The farthest and oldest galaxy ever detected

The James Webb Space Telescope has recently broken its own record by detecting the most distant known galaxy, named JADES-GS-z14-0, just 290 million years after the Big Bang. This remarkable finding offers a glimpse into the early stages of the universe, representing a mere 2% of its current age.

Equipped with a powerful 6.5m-wide primary mirror and sensitive infrared instruments, the Webb telescope made this groundbreaking discovery. The size and brightness of JADES-GS-z14-0 have captivated astronomers, measuring over 1,600 light years across and emitting light from young stars rather than a supermassive black hole.

The unprecedented capabilities of the $10 billion James Webb Space Telescope, a collaborative effort involving NASA, ESA, and CSA, allow it to peer deeper into space than ever before. One of its key objectives is to study the earliest stars that formed in the universe, shedding light on their brief yet brilliant lives and the creation of heavier chemical elements.

Despite its immense distance, JADES-GS-z14-0 displays a surprising amount of oxygen, suggesting a relatively mature galaxy.

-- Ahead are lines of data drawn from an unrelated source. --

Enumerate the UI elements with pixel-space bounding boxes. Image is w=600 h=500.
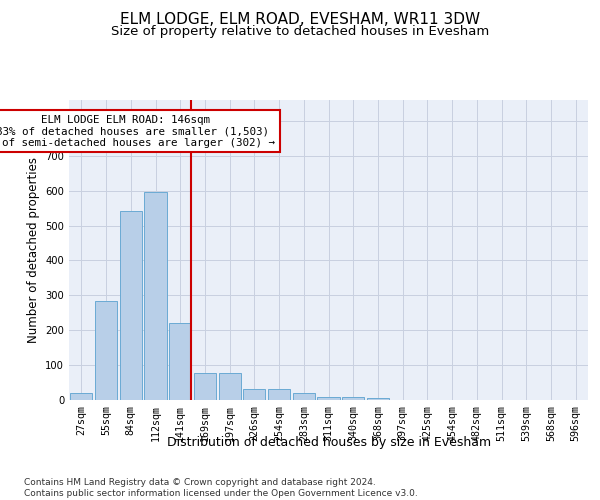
Bar — [317, 396, 340, 400]
Bar — [243, 389, 265, 400]
Bar — [70, 393, 92, 400]
Text: ELM LODGE, ELM ROAD, EVESHAM, WR11 3DW: ELM LODGE, ELM ROAD, EVESHAM, WR11 3DW — [120, 12, 480, 28]
Text: ELM LODGE ELM ROAD: 146sqm
← 83% of detached houses are smaller (1,503)
17% of s: ELM LODGE ELM ROAD: 146sqm ← 83% of deta… — [0, 115, 275, 148]
Bar — [95, 300, 117, 400]
Text: Size of property relative to detached houses in Evesham: Size of property relative to detached ho… — [111, 25, 489, 38]
Y-axis label: Number of detached properties: Number of detached properties — [27, 157, 40, 343]
Bar — [119, 210, 142, 400]
Bar — [169, 324, 191, 400]
Bar — [342, 396, 364, 400]
Text: Contains HM Land Registry data © Crown copyright and database right 2024.
Contai: Contains HM Land Registry data © Crown c… — [24, 478, 418, 498]
Bar — [218, 373, 241, 400]
Bar — [194, 373, 216, 400]
Bar — [293, 393, 315, 400]
Bar — [268, 389, 290, 400]
Text: Distribution of detached houses by size in Evesham: Distribution of detached houses by size … — [167, 436, 491, 449]
Bar — [367, 398, 389, 400]
Bar — [145, 192, 167, 400]
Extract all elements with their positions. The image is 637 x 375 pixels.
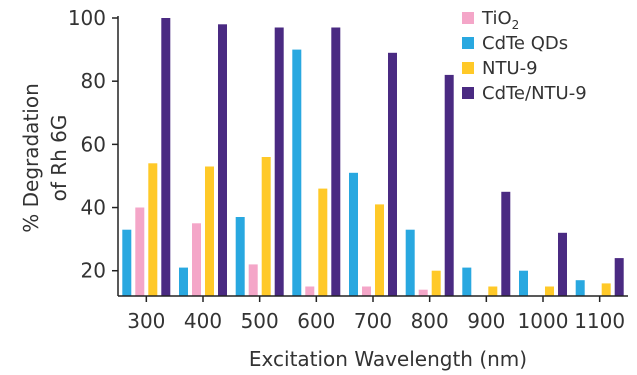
bar-cdte-ntu-9-1100 (614, 258, 624, 296)
x-tick-label-900: 900 (467, 309, 505, 333)
bars-group (122, 18, 624, 297)
bar-tio2-600 (305, 286, 315, 296)
legend-label-tio2: TiO2 (481, 8, 519, 32)
x-tick-label-300: 300 (127, 309, 165, 333)
bar-cdte-qds-500 (235, 217, 245, 296)
bar-cdte-ntu-9-900 (501, 191, 511, 297)
bar-ntu-9-900 (488, 286, 498, 296)
bar-cdte-ntu-9-300 (161, 18, 171, 296)
bar-ntu-9-700 (375, 204, 384, 296)
bar-cdte-qds-1000 (519, 270, 528, 296)
bar-ntu-9-1000 (545, 286, 554, 296)
bar-tio2-400 (192, 223, 201, 296)
bar-cdte-ntu-9-500 (274, 27, 284, 296)
x-axis-title: Excitation Wavelength (nm) (249, 347, 527, 371)
bar-tio2-300 (135, 207, 145, 296)
x-tick-labels: 300 400 500 600 700 800 900 1000 1100 (127, 296, 625, 333)
bar-cdte-ntu-9-800 (444, 74, 454, 297)
x-tick-label-600: 600 (297, 309, 335, 333)
bar-ntu-9-1100 (601, 283, 611, 296)
legend-swatch-cdte-ntu-9 (462, 87, 474, 99)
legend-swatch-tio2 (462, 12, 474, 24)
y-axis-title-line-2: of Rh 6G (47, 115, 71, 202)
y-tick-label-40: 40 (81, 196, 106, 220)
y-tick-labels: 20 40 60 80 100 (68, 6, 118, 283)
x-tick-label-400: 400 (184, 309, 222, 333)
bar-cdte-ntu-9-600 (331, 27, 341, 296)
y-axis-title-line-1: % Degradation (19, 83, 43, 233)
bar-cdte-qds-1100 (575, 280, 585, 296)
y-tick-label-100: 100 (68, 6, 106, 30)
bar-tio2-700 (362, 286, 371, 296)
y-tick-label-80: 80 (81, 69, 106, 93)
bar-cdte-qds-600 (292, 49, 302, 296)
legend-label-cdte-qds: CdTe QDs (482, 33, 568, 54)
x-tick-label-500: 500 (241, 309, 279, 333)
bar-cdte-ntu-9-1000 (558, 232, 567, 296)
bar-cdte-ntu-9-700 (388, 52, 397, 297)
bar-ntu-9-400 (205, 166, 214, 296)
bar-cdte-qds-800 (405, 229, 415, 296)
x-tick-label-700: 700 (354, 309, 392, 333)
bar-cdte-qds-900 (462, 267, 472, 296)
x-tick-label-1100: 1100 (574, 309, 625, 333)
legend-label-cdte-ntu-9: CdTe/NTU-9 (482, 83, 587, 104)
bar-ntu-9-600 (318, 188, 328, 296)
bar-ntu-9-800 (431, 270, 441, 296)
y-tick-label-60: 60 (81, 132, 106, 156)
x-tick-label-800: 800 (411, 309, 449, 333)
bar-tio2-500 (248, 264, 258, 296)
y-tick-label-20: 20 (81, 259, 106, 283)
legend-swatch-ntu-9 (462, 62, 474, 74)
bar-cdte-qds-400 (179, 267, 188, 296)
bar-cdte-qds-300 (122, 229, 132, 296)
bar-ntu-9-500 (261, 157, 271, 296)
legend-swatch-cdte-qds (462, 37, 474, 49)
legend-label-ntu-9: NTU-9 (482, 58, 538, 79)
bar-tio2-800 (418, 289, 428, 296)
bar-cdte-qds-700 (349, 172, 358, 296)
x-tick-label-1000: 1000 (518, 309, 569, 333)
bar-ntu-9-300 (148, 163, 158, 296)
y-axis-title: % Degradation of Rh 6G (19, 83, 71, 233)
bar-cdte-ntu-9-400 (218, 24, 227, 297)
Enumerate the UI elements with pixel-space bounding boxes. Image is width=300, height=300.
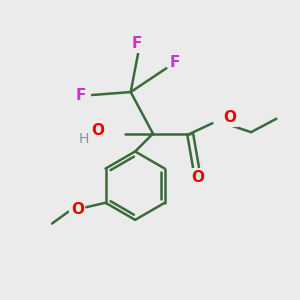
Text: F: F	[170, 55, 181, 70]
Text: F: F	[76, 88, 86, 103]
Text: O: O	[71, 202, 84, 217]
Text: O: O	[191, 170, 204, 185]
Text: O: O	[223, 110, 236, 125]
Text: F: F	[131, 36, 142, 51]
Text: H: H	[79, 132, 89, 146]
Text: O: O	[92, 123, 104, 138]
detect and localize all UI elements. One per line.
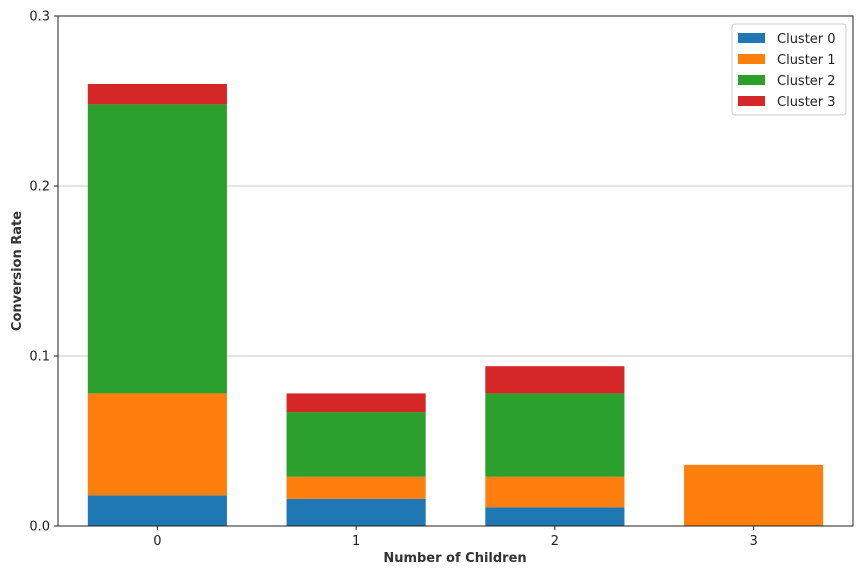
bar-cluster-1-category-3 <box>684 464 824 526</box>
legend-label: Cluster 2 <box>777 74 836 89</box>
legend-swatch <box>738 96 765 106</box>
y-tick-label: 0.3 <box>29 10 50 25</box>
bar-cluster-2-category-2 <box>485 393 625 477</box>
legend-label: Cluster 3 <box>777 95 836 110</box>
x-axis-label: Number of Children <box>383 551 526 566</box>
plot-area-frame <box>57 15 854 527</box>
legend-swatch <box>738 75 765 85</box>
y-tick-label: 0.2 <box>29 180 50 195</box>
bar-cluster-2-category-1 <box>286 412 426 477</box>
bar-cluster-1-category-2 <box>485 476 625 508</box>
y-axis-label: Conversion Rate <box>10 211 25 331</box>
x-tick-label: 3 <box>749 534 757 549</box>
y-axis-ticks: 0.0 0.1 0.2 0.3 <box>29 10 58 535</box>
x-tick-label: 2 <box>551 534 559 549</box>
legend: Cluster 0 Cluster 1 Cluster 2 Cluster 3 <box>731 23 847 116</box>
legend-label: Cluster 1 <box>777 53 836 68</box>
legend-box <box>731 23 847 116</box>
bar-cluster-3-category-1 <box>286 393 426 413</box>
legend-label: Cluster 0 <box>777 32 836 47</box>
bar-cluster-1-category-1 <box>286 476 426 499</box>
bar-cluster-3-category-2 <box>485 366 625 394</box>
legend-swatch <box>738 54 765 64</box>
y-tick-label: 0.1 <box>29 350 50 365</box>
bar-cluster-0-category-0 <box>87 495 227 526</box>
x-tick-label: 0 <box>153 534 161 549</box>
bar-cluster-0-category-2 <box>485 507 625 526</box>
x-tick-label: 1 <box>352 534 360 549</box>
x-axis-ticks: 0 1 2 3 <box>153 526 758 549</box>
legend-swatch <box>738 33 765 43</box>
bars <box>87 84 824 526</box>
bar-cluster-2-category-0 <box>87 104 227 394</box>
bar-cluster-0-category-1 <box>286 498 426 526</box>
bar-cluster-3-category-0 <box>87 84 227 105</box>
bar-cluster-1-category-0 <box>87 393 227 496</box>
y-tick-label: 0.0 <box>29 520 50 535</box>
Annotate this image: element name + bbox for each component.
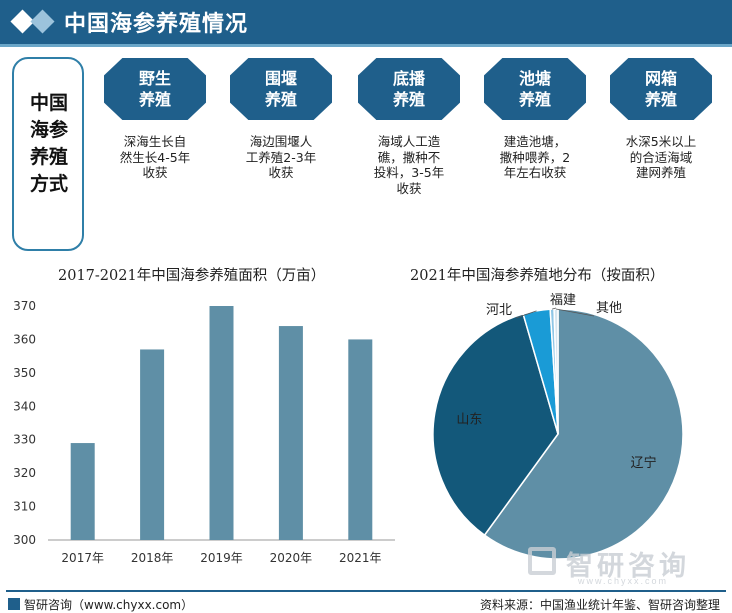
pie-label: 其他: [596, 301, 622, 316]
x-tick-label: 2019年: [200, 551, 243, 565]
y-tick-label: 320: [13, 466, 36, 480]
y-tick-label: 300: [13, 533, 36, 547]
pie-slice: [432, 313, 559, 537]
header-bar: 中国海参养殖情况: [0, 0, 732, 44]
header-accent-line: [0, 44, 732, 47]
x-tick-label: 2017年: [61, 551, 104, 565]
method-badge: 围堰养殖: [230, 58, 332, 120]
bar-chart: 300 310 320 330 340 350 360 370 2017年 2018年 2019年 2…: [13, 299, 395, 565]
leader-line: [551, 307, 557, 310]
method-wild: 野生养殖 深海生长自然生长4-5年收获: [104, 58, 206, 181]
y-tick-label: 370: [13, 299, 36, 313]
method-badge: 底播养殖: [358, 58, 460, 120]
pie-chart-title: 2021年中国海参养殖地分布（按面积）: [410, 268, 665, 284]
page-title: 中国海参养殖情况: [64, 12, 249, 37]
y-tick-label: 310: [13, 500, 36, 514]
watermark-logo-icon: [528, 547, 556, 575]
method-name: 底播养殖: [392, 69, 425, 109]
method-bottom-sowing: 底播养殖 海域人工造礁，撒种不投料，3-5年收获: [358, 58, 460, 196]
x-tick-label: 2018年: [131, 551, 174, 565]
x-tick-label: 2021年: [339, 551, 382, 565]
method-name: 网箱养殖: [644, 69, 677, 109]
diamond-icon: [10, 9, 56, 35]
brand-logo-icon: [8, 598, 20, 610]
method-name: 围堰养殖: [264, 69, 297, 109]
y-tick-label: 340: [13, 399, 36, 413]
watermark-url: www.chyxx.com: [578, 576, 669, 586]
method-badge: 网箱养殖: [610, 58, 712, 120]
footer-divider: [6, 590, 726, 592]
y-tick-label: 360: [13, 332, 36, 346]
method-badge: 池塘养殖: [484, 58, 586, 120]
pie-label: 福建: [550, 293, 576, 308]
method-weir: 围堰养殖 海边围堰人工养殖2-3年收获: [230, 58, 332, 181]
pie-label: 山东: [456, 413, 482, 428]
pie-slice: [483, 308, 684, 560]
bar: [140, 349, 165, 540]
methods-label-box: [12, 57, 84, 251]
method-name: 池塘养殖: [518, 69, 551, 109]
bar-chart-title: 2017-2021年中国海参养殖面积（万亩）: [58, 268, 326, 284]
method-cage: 网箱养殖 水深5米以上的合适海域建网养殖: [610, 58, 712, 181]
watermark-name: 智研咨询: [566, 551, 690, 582]
y-tick-label: 350: [13, 366, 36, 380]
bar: [209, 306, 234, 540]
pie-label: 河北: [486, 303, 512, 318]
method-desc: 深海生长自然生长4-5年收获: [119, 134, 191, 180]
methods-label: 中国海参养殖方式: [29, 92, 68, 195]
bar: [70, 443, 95, 540]
method-desc: 海边围堰人工养殖2-3年收获: [245, 134, 317, 180]
x-tick-label: 2020年: [270, 551, 313, 565]
leader-line: [555, 308, 595, 317]
method-name: 野生养殖: [138, 69, 171, 109]
pie-label: 辽宁: [631, 455, 657, 471]
leader-line: [515, 310, 537, 319]
footer-left-text: 智研咨询（www.chyxx.com）: [24, 598, 194, 612]
footer-data-source: 资料来源：中国渔业统计年鉴、智研咨询整理: [479, 598, 720, 612]
method-desc: 水深5米以上的合适海域建网养殖: [625, 134, 697, 180]
method-badge: 野生养殖: [104, 58, 206, 120]
method-desc: 海域人工造礁，撒种不投料，3-5年收获: [373, 134, 445, 196]
bar: [278, 326, 303, 540]
y-tick-label: 330: [13, 433, 36, 447]
method-desc: 建造池塘，撒种喂养，2年左右收获: [499, 134, 571, 180]
method-pond: 池塘养殖 建造池塘，撒种喂养，2年左右收获: [484, 58, 586, 181]
footer-source-brand: 智研咨询（www.chyxx.com）: [8, 596, 193, 613]
bar: [348, 339, 373, 540]
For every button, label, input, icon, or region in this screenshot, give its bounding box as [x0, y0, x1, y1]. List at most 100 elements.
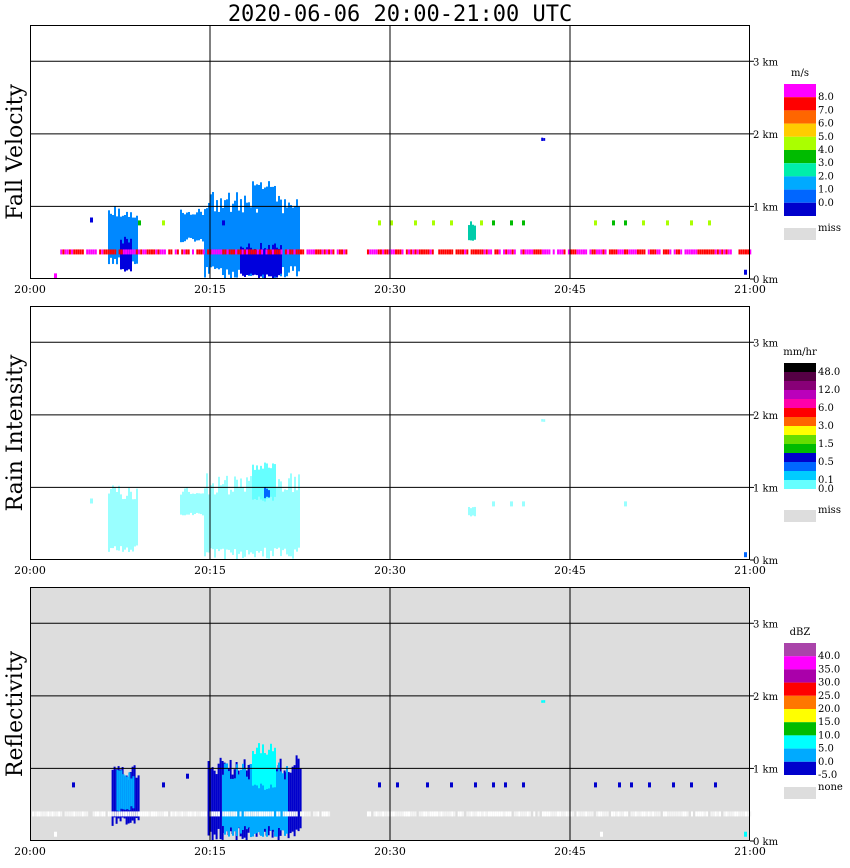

The presence of oxygen implies previous generations of massive stars existed, enriching the galaxy with heavier elements.

The significance of the JADES discovery is outlined in scholarly papers available on the arXiv preprint service. This milestone emphasizes the potential for future discoveries that could unveil even earlier galaxies, offering a deeper understanding of the universe’s origins and evolution.